A team consisting of an unknown number of mobile agents, starting from different nodes of an unknown network, possibly at different times, have to meet at the same node. Agents are anonymous (identical), execute the same deterministic algorithm and move in synchronous rounds along links of the network. An initial configuration of agents is called gatherable if there exists a deterministic algorithm (even dedicated to this particular configuration) that achieves meeting of all agents in one node. Which configurations are gatherable and how to gather all of them deterministically by the same algorithm?We give a complete solution of this gathering problem in arbitrary networks. We characterize all gatherable configurations and give two universal deterministic gathering algorithms, i.e., algorithms that gather all gatherable configurations. The first algorithm works under the assumption that an upper bound n on the size of the network is known.
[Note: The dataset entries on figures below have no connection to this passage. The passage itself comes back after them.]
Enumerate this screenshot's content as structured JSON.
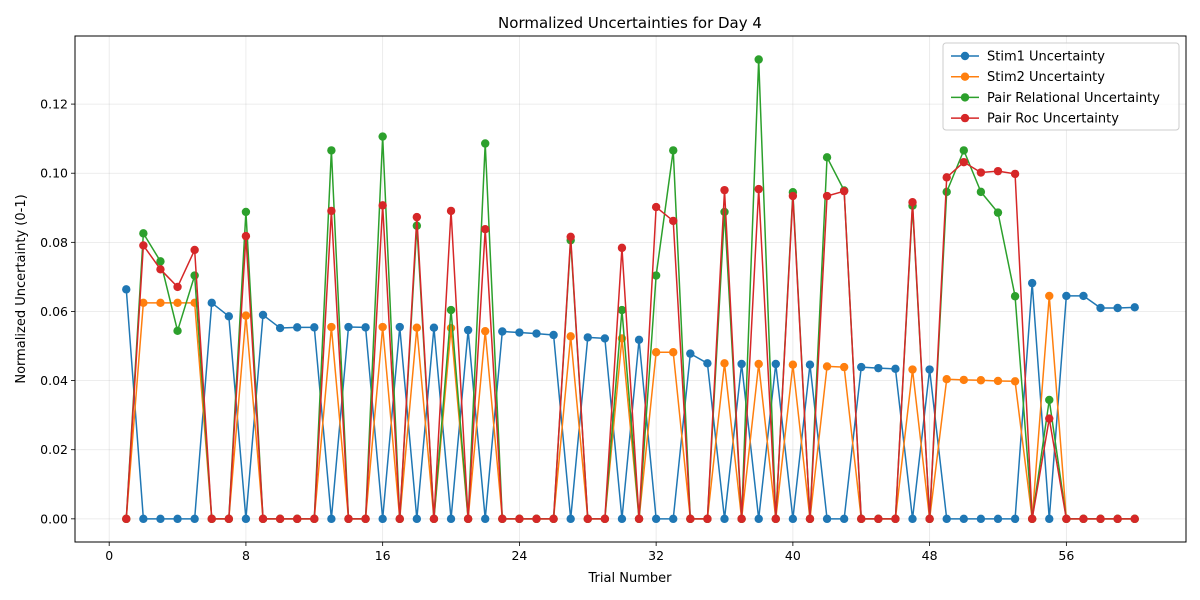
{
  "chart_data": {
    "type": "line",
    "title": "Normalized Uncertainties for Day 4",
    "xlabel": "Trial Number",
    "ylabel": "Normalized Uncertainty (0-1)",
    "xlim": [
      -2,
      63
    ],
    "ylim": [
      -0.0067,
      0.1397
    ],
    "xticks": [
      0,
      8,
      16,
      24,
      32,
      40,
      48,
      56
    ],
    "yticks": [
      0.0,
      0.02,
      0.04,
      0.06,
      0.08,
      0.1,
      0.12
    ],
    "ytick_labels": [
      "0.00",
      "0.02",
      "0.04",
      "0.06",
      "0.08",
      "0.10",
      "0.12"
    ],
    "grid": true,
    "legend_position": "top-right",
    "x": [
      1,
      2,
      3,
      4,
      5,
      6,
      7,
      8,
      9,
      10,
      11,
      12,
      13,
      14,
      15,
      16,
      17,
      18,
      19,
      20,
      21,
      22,
      23,
      24,
      25,
      26,
      27,
      28,
      29,
      30,
      31,
      32,
      33,
      34,
      35,
      36,
      37,
      38,
      39,
      40,
      41,
      42,
      43,
      44,
      45,
      46,
      47,
      48,
      49,
      50,
      51,
      52,
      53,
      54,
      55,
      56,
      57,
      58,
      59,
      60
    ],
    "series": [
      {
        "name": "Stim1 Uncertainty",
        "color": "#1f77b4",
        "values": [
          0.0664,
          0,
          0,
          0,
          0,
          0.0625,
          0.0586,
          0,
          0.059,
          0.0552,
          0.0554,
          0.0554,
          0,
          0.0555,
          0.0554,
          0,
          0.0555,
          0,
          0.0553,
          0,
          0.0546,
          0,
          0.0542,
          0.0539,
          0.0536,
          0.0532,
          0,
          0.0525,
          0.0522,
          0,
          0.0518,
          0,
          0,
          0.0478,
          0.045,
          0,
          0.0448,
          0,
          0.0448,
          0,
          0.0446,
          0,
          0,
          0.0439,
          0.0436,
          0.0434,
          0,
          0.0432,
          0,
          0,
          0,
          0,
          0,
          0.0682,
          0,
          0.0645,
          0.0645,
          0.061,
          0.061,
          0.0612
        ]
      },
      {
        "name": "Stim2 Uncertainty",
        "color": "#ff7f0e",
        "values": [
          0,
          0.0625,
          0.0625,
          0.0625,
          0.0625,
          0,
          0,
          0.0588,
          0,
          0,
          0,
          0,
          0.0555,
          0,
          0,
          0.0555,
          0,
          0.0553,
          0,
          0.0552,
          0,
          0.0543,
          0,
          0,
          0,
          0,
          0.0528,
          0,
          0,
          0.0522,
          0,
          0.0482,
          0.0482,
          0,
          0,
          0.045,
          0,
          0.0448,
          0,
          0.0446,
          0,
          0.0441,
          0.0439,
          0,
          0,
          0,
          0.0432,
          0,
          0.0404,
          0.0402,
          0.0401,
          0.0399,
          0.0398,
          0,
          0.0645,
          0,
          0,
          0,
          0,
          0
        ]
      },
      {
        "name": "Pair Relational Uncertainty",
        "color": "#2ca02c",
        "values": [
          0,
          0.0826,
          0.0745,
          0.0544,
          0.0704,
          0,
          0,
          0.0888,
          0,
          0,
          0,
          0,
          0.1066,
          0,
          0,
          0.1106,
          0,
          0.0848,
          0,
          0.0604,
          0,
          0.1086,
          0,
          0,
          0,
          0,
          0.0806,
          0,
          0,
          0.0604,
          0,
          0.0704,
          0.1066,
          0,
          0,
          0.0888,
          0,
          0.1329,
          0,
          0.0945,
          0,
          0.1046,
          0.095,
          0,
          0,
          0,
          0.0906,
          0,
          0.0946,
          0.1066,
          0.0946,
          0.0886,
          0.0644,
          0,
          0.0344,
          0,
          0,
          0,
          0,
          0
        ]
      },
      {
        "name": "Pair Roc Uncertainty",
        "color": "#d62728",
        "values": [
          0,
          0.0791,
          0.0722,
          0.0671,
          0.0778,
          0,
          0,
          0.0818,
          0,
          0,
          0,
          0,
          0.0891,
          0,
          0,
          0.0907,
          0,
          0.0873,
          0,
          0.0891,
          0,
          0.0838,
          0,
          0,
          0,
          0,
          0.0816,
          0,
          0,
          0.0784,
          0,
          0.0902,
          0.0862,
          0,
          0,
          0.0951,
          0,
          0.0954,
          0,
          0.0934,
          0,
          0.0934,
          0.0948,
          0,
          0,
          0,
          0.0916,
          0,
          0.0988,
          0.1032,
          0.1002,
          0.1006,
          0.0998,
          0,
          0.029,
          0,
          0,
          0,
          0,
          0
        ]
      }
    ]
  }
}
In this case our algorithm guarantees gathering with detection, i.e., the existence of a round for any gatherable configuration, such that all agents are at the same node and all declare that gathering is accomplished. If no upper bound on the size of the network is known, we show that a universal algorithm for gathering with detection does not exist. Hence, for this harder scenario, we construct a second universal gathering algorithm, which guarantees that, for any gatherable configuration, all agents eventually get to one node and stop, although they cannot tell if gathering is over. The time of the first algorithm is polynomial in the upper bound n on the size of the network, and the time of the second algorithm is polynomial in the (unknown) size itself.Our results have an important consequence for the leader election problem for anonymous agents in arbitrary graphs. Leader election is a fundamental symmetry breaking problem in distributed computing. Its goal is to assign, in some common round, value 1 (leader) to one of the entities and value 0 (non-leader) to all others. For anonymous agents in graphs, leader election turns out to be equivalent to gathering with detection. Hence, as a by-product, we obtain a complete solution of the leader election problem for anonymous agents in arbitrary graphs.